I suppose that Ragnar told me what passed after this while I was senseless. At least, I know that the bear began to die, for my spear had pierced some artery in its throat, and all the talk which followed, as well as though I heard it with my ears. It roared and roared, vomiting blood and stretching out its claws after Steinar as Ragnar dragged him away. Then it laid its head flat upon the snow and died. Ragnar looked at it and muttered:
“Dead!”
Then he walked to that top of the fallen tree in which I lay, and again muttered: “Dead! Well, Valhalla holds no braver man than Olaf the Skald.”
Next he went to Steinar and once again exclaimed, “Dead!”
For so he looked, indeed, smothered in the blood of the bear and with his garments half torn off him. Still, as the words passed Ragnar’s lips he sat up, rubbed his eyes and smiled as a child does when it awakes.
“Are you much hurt?” asked Ragnar.
“I think not,” he answered doubtfully, “save that I feel sore and my head swims. I have had a bad dream.” Then his eyes fell on the bear, and he added: “Oh, I remember now; it was no dream.
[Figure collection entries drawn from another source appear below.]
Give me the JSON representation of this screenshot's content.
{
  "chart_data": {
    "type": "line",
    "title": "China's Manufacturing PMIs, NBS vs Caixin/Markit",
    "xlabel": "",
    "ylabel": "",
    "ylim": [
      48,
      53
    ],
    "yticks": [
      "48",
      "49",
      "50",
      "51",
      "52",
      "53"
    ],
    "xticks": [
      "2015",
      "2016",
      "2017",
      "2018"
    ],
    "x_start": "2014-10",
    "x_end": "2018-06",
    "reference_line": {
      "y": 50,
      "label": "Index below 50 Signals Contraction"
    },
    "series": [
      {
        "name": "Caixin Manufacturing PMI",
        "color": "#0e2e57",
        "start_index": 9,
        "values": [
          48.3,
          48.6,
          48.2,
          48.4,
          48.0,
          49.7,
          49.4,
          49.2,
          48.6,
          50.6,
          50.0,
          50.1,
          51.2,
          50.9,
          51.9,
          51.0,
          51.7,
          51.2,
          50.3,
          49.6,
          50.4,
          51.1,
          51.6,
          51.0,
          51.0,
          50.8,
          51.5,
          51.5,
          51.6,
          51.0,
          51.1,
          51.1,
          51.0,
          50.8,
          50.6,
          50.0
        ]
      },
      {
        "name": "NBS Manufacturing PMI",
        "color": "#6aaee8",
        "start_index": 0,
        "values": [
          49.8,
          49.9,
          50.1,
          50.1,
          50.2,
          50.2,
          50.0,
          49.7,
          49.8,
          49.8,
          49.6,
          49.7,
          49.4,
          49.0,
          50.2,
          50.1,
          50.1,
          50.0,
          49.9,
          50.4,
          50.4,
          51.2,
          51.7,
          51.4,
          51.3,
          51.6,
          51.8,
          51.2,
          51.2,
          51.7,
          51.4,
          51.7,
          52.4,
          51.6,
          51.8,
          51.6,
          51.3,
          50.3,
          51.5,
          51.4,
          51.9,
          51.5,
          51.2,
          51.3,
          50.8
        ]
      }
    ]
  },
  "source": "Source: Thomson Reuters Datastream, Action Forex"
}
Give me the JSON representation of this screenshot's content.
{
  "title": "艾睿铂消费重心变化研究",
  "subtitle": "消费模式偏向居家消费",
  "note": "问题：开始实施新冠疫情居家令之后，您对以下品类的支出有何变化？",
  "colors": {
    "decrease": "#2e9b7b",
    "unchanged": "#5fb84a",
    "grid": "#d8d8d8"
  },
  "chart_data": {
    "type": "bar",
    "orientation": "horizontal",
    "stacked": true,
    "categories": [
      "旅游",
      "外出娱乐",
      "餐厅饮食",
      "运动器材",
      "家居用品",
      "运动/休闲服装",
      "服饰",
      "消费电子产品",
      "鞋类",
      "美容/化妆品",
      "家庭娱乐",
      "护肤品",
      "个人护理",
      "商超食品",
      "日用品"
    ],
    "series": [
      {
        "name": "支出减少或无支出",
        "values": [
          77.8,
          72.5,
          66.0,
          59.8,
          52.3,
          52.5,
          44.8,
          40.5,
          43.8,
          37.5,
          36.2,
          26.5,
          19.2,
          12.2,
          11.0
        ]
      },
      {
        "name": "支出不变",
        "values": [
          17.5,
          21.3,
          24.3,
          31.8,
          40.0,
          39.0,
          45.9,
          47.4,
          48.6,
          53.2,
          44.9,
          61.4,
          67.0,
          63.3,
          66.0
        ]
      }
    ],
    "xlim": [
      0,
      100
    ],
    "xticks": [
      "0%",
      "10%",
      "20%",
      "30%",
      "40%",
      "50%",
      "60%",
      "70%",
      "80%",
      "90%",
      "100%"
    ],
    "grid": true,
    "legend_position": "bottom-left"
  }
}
Where is Olaf?”
“Supping with Odin,” answered Ragnar and pointed to me.
Steinar rose to his feet, staggered to where I lay, and stared at me stretched there as white as the snow, with a smile upon my face and in my hand a spray of some evergreen bush which I had grasped as I fell.
“Did he die to save me?” asked Steinar.
“Aye,” answered Ragnar, “and never did man walk that bridge in better fashion. You were right. Would that I had not mocked him.”
“Would that I had died and not he,” said Steinar with a sob. “It is borne in upon my heart that it were better I had died.”